Reporting the Truth – The Whole Truth – About Farming and Conservation

By: Laurie Johns, American Farm Bureau Federation

It was the dreaded “annual physical” time and I kept glancing at the phone, wondering if I missed the call about my results. Checked email. Nothing. After a couple days, I called my doctor, which apparently made him laugh. “No news is good news,” he said.

How funny. That old salve sure doesn’t apply to media these days, especially if they’re writing about conservation: it seems they’ve adopted the “no good news makes the news”approach, especially when it comes to conservation progress in Iowa. 

It’s nothing new. Before the Des Moines Water Works lawsuit was dismissed by a federal court, media wrote about the need to perpetually run the nitrate removal plant at Des Moines Water Works. Even though that’s not the case now, they aren’t reporting it, or even asking why. Instead, they give ink to the same old opponents of Iowa agriculture who keep pivoting, pointing their fingers at new targets: Is it corn farming?

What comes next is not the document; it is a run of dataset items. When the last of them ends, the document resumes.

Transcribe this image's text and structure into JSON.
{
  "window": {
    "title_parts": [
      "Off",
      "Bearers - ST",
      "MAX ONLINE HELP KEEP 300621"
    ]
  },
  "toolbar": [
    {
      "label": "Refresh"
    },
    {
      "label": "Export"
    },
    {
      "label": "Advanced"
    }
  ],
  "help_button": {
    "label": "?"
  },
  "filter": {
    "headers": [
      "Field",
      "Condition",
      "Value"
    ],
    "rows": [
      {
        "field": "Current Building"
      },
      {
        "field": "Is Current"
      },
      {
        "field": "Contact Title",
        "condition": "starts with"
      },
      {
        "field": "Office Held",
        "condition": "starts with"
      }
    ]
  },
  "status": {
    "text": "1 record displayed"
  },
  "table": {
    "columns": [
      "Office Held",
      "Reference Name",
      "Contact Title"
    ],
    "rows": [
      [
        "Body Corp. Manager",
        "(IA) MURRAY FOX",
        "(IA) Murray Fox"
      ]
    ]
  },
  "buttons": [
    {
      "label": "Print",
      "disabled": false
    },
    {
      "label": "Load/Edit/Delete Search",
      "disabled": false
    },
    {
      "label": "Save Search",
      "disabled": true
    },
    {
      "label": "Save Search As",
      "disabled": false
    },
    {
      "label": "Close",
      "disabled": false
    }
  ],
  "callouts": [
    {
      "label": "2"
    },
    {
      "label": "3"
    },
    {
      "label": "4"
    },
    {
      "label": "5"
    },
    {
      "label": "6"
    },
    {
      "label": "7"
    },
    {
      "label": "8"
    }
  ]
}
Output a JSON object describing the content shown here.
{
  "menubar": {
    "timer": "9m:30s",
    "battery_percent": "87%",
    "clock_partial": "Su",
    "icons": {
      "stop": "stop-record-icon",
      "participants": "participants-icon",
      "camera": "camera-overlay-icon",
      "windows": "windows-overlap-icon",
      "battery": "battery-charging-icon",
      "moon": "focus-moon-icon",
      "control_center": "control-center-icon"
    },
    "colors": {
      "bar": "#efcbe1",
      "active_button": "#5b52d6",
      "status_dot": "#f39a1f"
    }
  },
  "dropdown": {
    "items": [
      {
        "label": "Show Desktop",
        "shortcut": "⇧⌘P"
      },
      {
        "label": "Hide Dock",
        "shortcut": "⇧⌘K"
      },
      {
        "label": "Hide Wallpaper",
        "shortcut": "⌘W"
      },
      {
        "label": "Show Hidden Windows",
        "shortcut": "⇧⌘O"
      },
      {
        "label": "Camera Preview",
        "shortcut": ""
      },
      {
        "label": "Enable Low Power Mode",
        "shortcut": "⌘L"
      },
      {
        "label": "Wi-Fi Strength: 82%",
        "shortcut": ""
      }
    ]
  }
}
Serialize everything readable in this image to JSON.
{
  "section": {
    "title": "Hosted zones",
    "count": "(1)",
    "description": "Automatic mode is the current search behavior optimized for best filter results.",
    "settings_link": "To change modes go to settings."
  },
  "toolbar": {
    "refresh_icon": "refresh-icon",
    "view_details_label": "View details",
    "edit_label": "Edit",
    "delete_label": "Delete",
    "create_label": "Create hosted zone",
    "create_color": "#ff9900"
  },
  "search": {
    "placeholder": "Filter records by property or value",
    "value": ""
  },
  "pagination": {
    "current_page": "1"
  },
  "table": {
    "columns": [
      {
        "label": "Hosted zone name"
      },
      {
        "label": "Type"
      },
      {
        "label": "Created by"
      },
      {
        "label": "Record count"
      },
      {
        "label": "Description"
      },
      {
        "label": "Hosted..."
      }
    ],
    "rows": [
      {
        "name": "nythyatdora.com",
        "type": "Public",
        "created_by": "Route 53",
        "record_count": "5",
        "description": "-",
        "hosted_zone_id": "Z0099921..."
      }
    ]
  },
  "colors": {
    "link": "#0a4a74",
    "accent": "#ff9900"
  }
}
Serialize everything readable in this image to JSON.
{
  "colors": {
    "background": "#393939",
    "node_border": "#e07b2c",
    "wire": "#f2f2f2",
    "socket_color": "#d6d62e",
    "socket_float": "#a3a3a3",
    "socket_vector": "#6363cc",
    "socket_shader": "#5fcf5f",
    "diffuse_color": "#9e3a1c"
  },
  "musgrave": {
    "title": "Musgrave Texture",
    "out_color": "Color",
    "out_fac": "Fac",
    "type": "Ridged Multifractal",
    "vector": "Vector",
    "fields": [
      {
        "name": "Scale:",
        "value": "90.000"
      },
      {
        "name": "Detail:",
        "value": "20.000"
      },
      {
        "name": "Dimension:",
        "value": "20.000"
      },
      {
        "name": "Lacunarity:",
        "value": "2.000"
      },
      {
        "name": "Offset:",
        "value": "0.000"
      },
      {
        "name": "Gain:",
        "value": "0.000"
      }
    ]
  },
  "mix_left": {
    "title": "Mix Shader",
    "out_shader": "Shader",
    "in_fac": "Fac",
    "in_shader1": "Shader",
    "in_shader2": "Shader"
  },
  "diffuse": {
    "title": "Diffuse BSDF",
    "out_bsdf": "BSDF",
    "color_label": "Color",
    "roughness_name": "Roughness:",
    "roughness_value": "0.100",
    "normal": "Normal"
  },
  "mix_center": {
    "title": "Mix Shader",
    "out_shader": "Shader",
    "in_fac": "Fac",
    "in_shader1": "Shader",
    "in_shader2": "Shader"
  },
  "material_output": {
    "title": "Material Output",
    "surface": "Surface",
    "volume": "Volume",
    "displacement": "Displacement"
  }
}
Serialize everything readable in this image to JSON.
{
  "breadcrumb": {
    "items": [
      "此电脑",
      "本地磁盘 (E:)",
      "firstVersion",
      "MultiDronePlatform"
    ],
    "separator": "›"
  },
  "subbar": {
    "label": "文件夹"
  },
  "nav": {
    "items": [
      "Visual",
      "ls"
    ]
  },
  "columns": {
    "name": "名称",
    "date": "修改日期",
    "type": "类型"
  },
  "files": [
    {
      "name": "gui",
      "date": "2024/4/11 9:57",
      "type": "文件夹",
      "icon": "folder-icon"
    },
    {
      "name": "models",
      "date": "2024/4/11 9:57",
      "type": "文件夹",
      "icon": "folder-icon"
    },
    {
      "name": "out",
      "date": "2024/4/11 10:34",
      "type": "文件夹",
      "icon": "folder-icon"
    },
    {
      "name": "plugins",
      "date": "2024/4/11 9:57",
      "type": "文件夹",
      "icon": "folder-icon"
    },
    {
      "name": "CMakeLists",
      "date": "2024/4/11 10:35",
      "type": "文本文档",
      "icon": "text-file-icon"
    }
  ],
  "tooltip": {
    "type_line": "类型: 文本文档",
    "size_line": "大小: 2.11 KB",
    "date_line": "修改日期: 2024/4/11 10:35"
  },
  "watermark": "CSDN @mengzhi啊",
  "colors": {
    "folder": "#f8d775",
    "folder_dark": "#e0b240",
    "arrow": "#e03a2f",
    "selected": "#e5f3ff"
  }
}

Is it livestock farming?  

One thing they haven’t hit on, is that it’s quite possible the conservation progress made by Iowa farmers in the last five years is helping to manage nutrients during times of significant weather swings. Recent monitoring shows that nitrate levels remain low, despite rain deluges all over the state, which delayed planting and continue to occur, bringing floods in some parts of the state. Des Moines Water Works apparently hasn’t had to turn on its nitrate removal system yet this year. That runs contrary to the dire consequences predicted by their executive director, just last year.